I just want it to be over. I want to move on with my life and stop living in limbo. I don't know where I am going to be living, here or there? If I stay here, great but I need to know so I can secure my job, I have been offered a promotion that I had to turn down because I am unsure of my future. If I go there, I need to start making plans to do so, I need to set up a place to live, find employment, sell my home, sell my belongings. Whatever the future holds I just want to know so I can figure out what the hell I'm doing with my life.

She knows all of this and it doesn't matter to her, she has our child full time, she is starting a new life for herself it doesnt matter to her if this gets resolved anytime soon. The longer the better. This doesn't just affect me but also our child but she is too selfish to see or care about that.
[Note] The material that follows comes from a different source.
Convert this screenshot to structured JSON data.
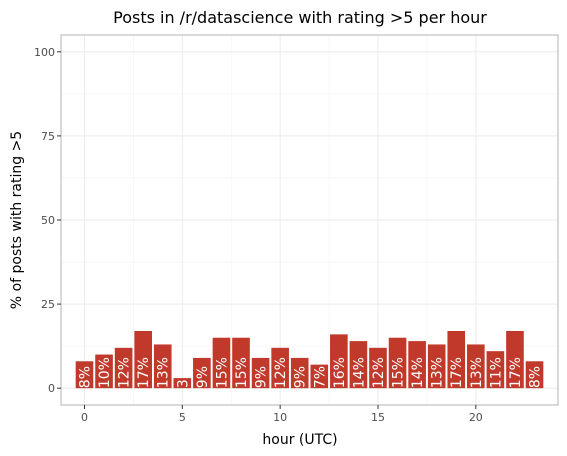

This is hell. I just want it over.


----------



## Canada75 (Jan 15, 2017)

Although this is something I haven't been through, fight for your daughter at all costs. I wouldn't move the case to another state. The state your in is where you live and where she left from. Don't fall into her trap, appeal and perhaps get a better lawyer. There is no way one parent can just up and leave the state with a child. That just doesn't seem right.


----------



## JohnA (Jun 24, 2015)

In the mean while either send her the money you would pay her for 50/50 child support or put it in a trust fund with either the court or your attorney. If you have not to date, start to do so. Also, if you have done neither paid her, or into the trust fund moving into her state might mean having to fight abandonment charges. 

Speak to your lawyer on Monday and get it done.

Why did she move?


----------